Sorry, but I'm not sure you're understanding. I have a PhD in Signal Processing and Control, so I know about Control Theory. The point of my question was to highlight to you that you can't simply say "according to control theory such-and-such happens", without actually specifying which exact system you are referring to. Just simply by increasing the gain in a system doesn't necessarily make the system unstable. For example, I can increase the volume on my TV, but it doesn't mean the speaker output becomes unstable. Anyway, what I say in my video is correct, so perhaps you might need to think more about exactly where your confusion lies.

@@iain_explains ok sir I got your point and the example too which you just explained, but as you have said I should particularly mention the exact system which I have actually
" mentioned" in my "first comment" . moreover thanks for answering I will look in to it more and will try to fix it 😊

Great suggestion, thanks. I've put it on my "to do" list, with a high priority. It's a question I wondered about too, when I first heard of it.
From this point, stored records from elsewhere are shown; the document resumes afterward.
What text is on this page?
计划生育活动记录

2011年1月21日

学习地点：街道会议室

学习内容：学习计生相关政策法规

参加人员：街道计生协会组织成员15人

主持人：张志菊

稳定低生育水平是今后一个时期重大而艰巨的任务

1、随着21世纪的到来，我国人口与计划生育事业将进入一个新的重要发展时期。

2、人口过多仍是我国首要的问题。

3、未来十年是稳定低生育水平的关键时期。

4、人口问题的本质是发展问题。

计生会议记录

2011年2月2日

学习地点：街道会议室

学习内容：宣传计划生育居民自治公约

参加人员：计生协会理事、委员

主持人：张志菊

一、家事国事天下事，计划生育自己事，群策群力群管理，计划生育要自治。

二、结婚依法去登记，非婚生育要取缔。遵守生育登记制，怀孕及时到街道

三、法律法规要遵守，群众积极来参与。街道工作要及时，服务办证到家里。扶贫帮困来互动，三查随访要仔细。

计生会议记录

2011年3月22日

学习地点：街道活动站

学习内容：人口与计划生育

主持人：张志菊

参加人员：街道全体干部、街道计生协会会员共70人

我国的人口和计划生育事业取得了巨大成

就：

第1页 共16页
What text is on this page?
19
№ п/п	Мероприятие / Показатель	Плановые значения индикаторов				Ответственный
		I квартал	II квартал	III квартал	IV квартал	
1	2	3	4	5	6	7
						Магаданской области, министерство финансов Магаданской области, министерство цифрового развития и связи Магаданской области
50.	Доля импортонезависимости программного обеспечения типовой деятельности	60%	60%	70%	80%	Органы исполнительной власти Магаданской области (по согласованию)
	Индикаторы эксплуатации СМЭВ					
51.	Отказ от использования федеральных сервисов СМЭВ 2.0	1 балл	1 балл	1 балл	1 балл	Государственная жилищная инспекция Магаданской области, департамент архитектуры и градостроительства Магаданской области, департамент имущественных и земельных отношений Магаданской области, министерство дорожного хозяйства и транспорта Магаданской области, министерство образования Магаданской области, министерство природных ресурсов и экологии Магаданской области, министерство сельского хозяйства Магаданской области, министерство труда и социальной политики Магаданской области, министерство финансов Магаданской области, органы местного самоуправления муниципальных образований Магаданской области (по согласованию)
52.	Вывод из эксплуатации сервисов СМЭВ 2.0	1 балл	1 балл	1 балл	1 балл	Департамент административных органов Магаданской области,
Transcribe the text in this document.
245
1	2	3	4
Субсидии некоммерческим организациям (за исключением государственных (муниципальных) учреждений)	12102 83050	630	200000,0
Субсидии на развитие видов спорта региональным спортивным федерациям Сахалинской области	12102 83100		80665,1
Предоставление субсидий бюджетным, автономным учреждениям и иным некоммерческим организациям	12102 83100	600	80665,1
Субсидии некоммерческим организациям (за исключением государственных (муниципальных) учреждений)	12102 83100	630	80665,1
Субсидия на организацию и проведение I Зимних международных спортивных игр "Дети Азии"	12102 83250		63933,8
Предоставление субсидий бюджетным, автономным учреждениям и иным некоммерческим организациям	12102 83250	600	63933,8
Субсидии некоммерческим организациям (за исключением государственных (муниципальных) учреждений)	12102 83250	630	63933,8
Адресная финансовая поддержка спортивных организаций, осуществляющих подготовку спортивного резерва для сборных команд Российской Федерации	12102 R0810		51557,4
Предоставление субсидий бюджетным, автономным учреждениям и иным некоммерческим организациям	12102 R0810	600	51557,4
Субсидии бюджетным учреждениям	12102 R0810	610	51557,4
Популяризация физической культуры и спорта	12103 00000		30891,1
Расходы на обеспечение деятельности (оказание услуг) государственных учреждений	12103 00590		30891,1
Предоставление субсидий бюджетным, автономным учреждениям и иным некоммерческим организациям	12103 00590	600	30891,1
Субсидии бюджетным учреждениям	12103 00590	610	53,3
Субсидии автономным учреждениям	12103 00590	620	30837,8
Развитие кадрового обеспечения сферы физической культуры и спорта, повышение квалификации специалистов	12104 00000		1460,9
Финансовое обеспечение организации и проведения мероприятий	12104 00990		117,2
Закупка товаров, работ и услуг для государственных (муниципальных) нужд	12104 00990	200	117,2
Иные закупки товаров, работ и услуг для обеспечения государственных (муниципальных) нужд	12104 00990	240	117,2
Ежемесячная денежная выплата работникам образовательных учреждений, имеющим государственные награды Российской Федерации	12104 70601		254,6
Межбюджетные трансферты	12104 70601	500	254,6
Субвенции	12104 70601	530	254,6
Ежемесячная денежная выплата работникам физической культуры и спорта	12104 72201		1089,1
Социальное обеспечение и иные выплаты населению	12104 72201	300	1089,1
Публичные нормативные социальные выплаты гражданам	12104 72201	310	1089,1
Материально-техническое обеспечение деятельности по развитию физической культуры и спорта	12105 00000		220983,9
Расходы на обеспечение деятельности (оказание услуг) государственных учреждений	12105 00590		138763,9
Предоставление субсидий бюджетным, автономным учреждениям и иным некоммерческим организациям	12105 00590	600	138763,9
That's the formula for _negative_ feedback (ie. when the summation has a negative for the feedback path). But in any case, it matches with my formula, if you change the "+" to a "-" in your formula (since I am considered just a standard adder). It really doesn't matter. You can consider negative feedback with a "positive" feedback impulse response (your approach), or positive feedback with a "negative" feedback impulse response, ie. when my "a" value is negative (my approach). If we use your formula, but switch it to a negative in the denominator (to match with my "positive" feedback summation), then you get (1/s)/(1-(a/s)) = 1 / (s-a) , which is that same formula that I got.

No, just because one particular input waveform leads to an output that stays bounded, doesn't mean the system is stable. Other input waveforms may result in unbounded outputs (which is the case for the integrator - ie. any waveform with a non-zero constant offset (zero frequency) component).